Essa descrição de Pequim, feita pelo diplomata numa escala a caminho
da Mongólia, poderia muito bem ser um retrato de Brasília,
Washington ou qualquer outra capital do poder, "opressiva e irreal",
como ele declara em outro trecho. Nesse sentido, tanto faz tentar
descrever a China, a Mongólia ou o próprio Brasil: será sempre a
descrição de uma miragem, de um cenário subjetivo, inexistente no
mundo físico, que se repetirá indefinidamente, a despeito das
geografias. "É como se todos mentissem e as mentiras fossem
complementares", escreve o diplomata em seu diário. Essa é uma idéia
recorrente ao longo da narrativa e está presente nos mínimos
detalhes, inclusive num elemento extra-textual: as belas fotos da
capa e da contracapa do livro, por exemplo, que poderiam ser do
fotógrafo desaparecido, são do próprio Bernardo Carvalho, e uma
delas, desmentindo qualquer alteridade mais óbvia ou folclórica,
retrata um grupo de mongóis jogando bilhar em meio a um espaço
desértico, numa cena simultaneamente estranha e familiar.

Se a imaginação é mesmo a memória que enlouqueceu, como dizia Mário
Quintana, Mongólia é o atestado da loucura, da nossa incapacidade de
remontar os acontecimentos às suas causas e encontrar significados.
E da capacidade inversa que só a literatura possui de ordenar e
atribuir sentido aos caóticos e gratuitos eventos da vida.

NOTAS
1. Cf.

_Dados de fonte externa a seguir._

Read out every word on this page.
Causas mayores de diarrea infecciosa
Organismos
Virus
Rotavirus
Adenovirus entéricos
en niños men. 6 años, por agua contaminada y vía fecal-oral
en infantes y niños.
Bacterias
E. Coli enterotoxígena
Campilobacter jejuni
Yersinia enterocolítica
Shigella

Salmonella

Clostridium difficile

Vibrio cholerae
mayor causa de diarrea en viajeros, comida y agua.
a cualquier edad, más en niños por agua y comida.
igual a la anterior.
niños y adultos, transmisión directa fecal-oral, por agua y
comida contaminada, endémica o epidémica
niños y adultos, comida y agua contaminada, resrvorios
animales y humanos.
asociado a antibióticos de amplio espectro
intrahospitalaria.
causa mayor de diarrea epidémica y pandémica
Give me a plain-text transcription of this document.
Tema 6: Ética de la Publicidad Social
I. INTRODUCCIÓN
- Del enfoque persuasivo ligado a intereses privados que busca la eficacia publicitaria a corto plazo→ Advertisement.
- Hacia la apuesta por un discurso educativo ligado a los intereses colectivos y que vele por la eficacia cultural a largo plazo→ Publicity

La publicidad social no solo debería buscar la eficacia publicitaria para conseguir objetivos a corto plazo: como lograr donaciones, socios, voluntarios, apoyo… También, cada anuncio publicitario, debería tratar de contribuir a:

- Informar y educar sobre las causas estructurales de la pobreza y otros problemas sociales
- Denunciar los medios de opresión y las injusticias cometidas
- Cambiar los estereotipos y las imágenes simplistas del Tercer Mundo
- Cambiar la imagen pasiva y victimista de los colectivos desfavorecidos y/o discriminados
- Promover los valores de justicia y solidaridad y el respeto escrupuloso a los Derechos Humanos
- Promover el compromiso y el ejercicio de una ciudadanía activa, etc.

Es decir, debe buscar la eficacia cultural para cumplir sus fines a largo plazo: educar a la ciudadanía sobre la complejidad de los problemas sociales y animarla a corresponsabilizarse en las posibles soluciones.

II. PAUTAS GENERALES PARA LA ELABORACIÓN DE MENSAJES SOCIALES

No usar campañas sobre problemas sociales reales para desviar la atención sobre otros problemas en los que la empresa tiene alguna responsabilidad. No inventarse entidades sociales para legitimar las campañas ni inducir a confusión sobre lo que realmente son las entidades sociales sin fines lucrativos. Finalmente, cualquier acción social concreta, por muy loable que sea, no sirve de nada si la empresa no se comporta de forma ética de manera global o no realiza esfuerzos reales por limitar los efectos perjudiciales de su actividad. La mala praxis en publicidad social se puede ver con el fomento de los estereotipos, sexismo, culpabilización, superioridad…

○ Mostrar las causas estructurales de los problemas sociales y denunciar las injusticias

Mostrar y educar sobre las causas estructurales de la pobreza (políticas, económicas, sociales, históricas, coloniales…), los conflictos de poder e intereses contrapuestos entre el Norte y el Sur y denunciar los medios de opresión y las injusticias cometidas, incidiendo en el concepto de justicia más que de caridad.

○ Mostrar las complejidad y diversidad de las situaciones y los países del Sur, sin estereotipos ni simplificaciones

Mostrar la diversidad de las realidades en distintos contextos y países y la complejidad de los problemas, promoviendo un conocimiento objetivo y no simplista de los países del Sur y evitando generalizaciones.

Retrato pessoal . Entrevista de Ricardo Piglia a Martin
Caparros. Buenos Aires, Babel , 1990. Reproduzida no livro O
Laboratório do Escritor . Trad. Josely Vianna Baptista. São Paulo,
Iluminuras, 1994, p.57. A pergunta, na verdade, era: "Para que serve
um escritor?", e a resposta: "Para dizer bem." A declaração de
Bernardo Carvalho estou citando de memória.

2. Cf. COLI, Jorge. Não há mais para onde ir . "Folha de S. Paulo,
Mais!", 30 de novembro de 2003, p.19.

JÚLIO CÉSAR DE BITTENCOURT GOMES. Colaborador do Triplov, professor
de literatura, doutor em literatura brasileira pela UFRGS
(Universidade Federal do Rio Grande do Sul) – Brasil, com a tese
Imagens, Esquinas e Confluências: um roteiro cinematográfico baseado
no romance "O quieto animal da esquina", de João Gilberto Noll.